Δημἠτρη, how common is it's usage.  Do most people use it when addressing someone on an envelope, or do they use the more generic Κυρἰα (abbreviated Κα)?

Thanks.


----------



## Δημήτρης

I am under the impression that Κα is used in formal correspondence. Since you can't always know if a woman is married or not, and because δεσποινίδα may be considered sexist, κυρια is preferred. 

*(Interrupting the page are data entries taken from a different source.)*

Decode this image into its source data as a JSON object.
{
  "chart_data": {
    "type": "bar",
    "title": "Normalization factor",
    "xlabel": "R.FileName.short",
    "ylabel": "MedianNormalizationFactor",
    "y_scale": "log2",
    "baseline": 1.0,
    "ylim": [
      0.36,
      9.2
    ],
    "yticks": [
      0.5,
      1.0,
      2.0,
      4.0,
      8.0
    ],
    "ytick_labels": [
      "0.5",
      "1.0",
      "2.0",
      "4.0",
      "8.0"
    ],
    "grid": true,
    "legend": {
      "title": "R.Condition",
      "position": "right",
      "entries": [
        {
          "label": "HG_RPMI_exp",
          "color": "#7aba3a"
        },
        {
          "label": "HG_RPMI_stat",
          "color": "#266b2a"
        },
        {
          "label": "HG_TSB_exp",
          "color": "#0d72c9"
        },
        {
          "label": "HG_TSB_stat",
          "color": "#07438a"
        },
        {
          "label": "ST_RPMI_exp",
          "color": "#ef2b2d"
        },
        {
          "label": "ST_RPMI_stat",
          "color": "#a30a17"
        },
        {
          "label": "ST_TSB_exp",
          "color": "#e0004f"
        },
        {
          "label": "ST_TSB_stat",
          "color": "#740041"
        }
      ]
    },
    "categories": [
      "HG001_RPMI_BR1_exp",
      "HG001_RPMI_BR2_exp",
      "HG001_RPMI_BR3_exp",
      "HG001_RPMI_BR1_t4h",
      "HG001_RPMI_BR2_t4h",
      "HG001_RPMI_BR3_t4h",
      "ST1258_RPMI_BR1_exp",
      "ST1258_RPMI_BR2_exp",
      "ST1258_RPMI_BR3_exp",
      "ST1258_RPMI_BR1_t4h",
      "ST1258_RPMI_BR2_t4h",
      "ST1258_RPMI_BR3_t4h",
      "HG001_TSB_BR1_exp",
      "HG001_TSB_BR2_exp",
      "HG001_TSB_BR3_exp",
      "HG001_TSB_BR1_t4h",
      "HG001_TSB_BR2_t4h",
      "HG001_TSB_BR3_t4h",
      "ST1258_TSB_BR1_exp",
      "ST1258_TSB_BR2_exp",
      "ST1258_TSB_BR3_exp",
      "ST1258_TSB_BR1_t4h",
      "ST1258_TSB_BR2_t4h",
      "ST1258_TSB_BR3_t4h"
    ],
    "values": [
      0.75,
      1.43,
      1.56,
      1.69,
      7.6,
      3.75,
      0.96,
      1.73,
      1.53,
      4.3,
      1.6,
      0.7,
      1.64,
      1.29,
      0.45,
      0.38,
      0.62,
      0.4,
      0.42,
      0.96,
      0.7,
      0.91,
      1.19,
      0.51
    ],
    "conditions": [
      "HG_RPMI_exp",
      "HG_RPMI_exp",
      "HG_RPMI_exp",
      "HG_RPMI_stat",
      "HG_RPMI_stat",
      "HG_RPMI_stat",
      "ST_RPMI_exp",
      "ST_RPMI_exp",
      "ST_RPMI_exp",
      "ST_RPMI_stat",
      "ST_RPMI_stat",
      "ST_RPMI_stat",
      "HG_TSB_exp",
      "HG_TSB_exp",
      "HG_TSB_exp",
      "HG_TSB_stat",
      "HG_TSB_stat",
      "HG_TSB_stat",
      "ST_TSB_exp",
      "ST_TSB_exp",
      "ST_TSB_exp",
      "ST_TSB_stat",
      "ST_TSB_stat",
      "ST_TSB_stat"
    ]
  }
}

But question of this kind should be asked to as many people as possible.


----------



## GreekNative

I totally agree with Δημήτρης, especially on his last point. I think that if you stick to Κα (Κυρία) you're safe on most, if not all occasions.


----------



## Cosmas1

Thanks, guys.  Good to know.


----------



## orthophron

We didn't say anything about pronunciation of abbbreviations κος, κα, δις etc. Well, contrary to ms (pronunciation: /mIz/ or /məs/), κος, κα, δις etc are read out as κύριος, κυρία, δεσποινίς etc.


----------



## Cosmas1

Thank you.


----------



## Δημήτρης

orthophron said:


> We didn't say anything about pronunciation of abbbreviations κος, κα, δις etc. Well, contrary to ms (pronunciation: /mIz/ or /məs/), κος, κα, δις etc are read out as κύριος, κυρία, δεσποινίς etc.


Υπάρχουν βέβαια και κάποιοι που θα πουν /kos/ ή /ka/, αλλά θεωρείται λάθος και μάλιστα αστείο


----------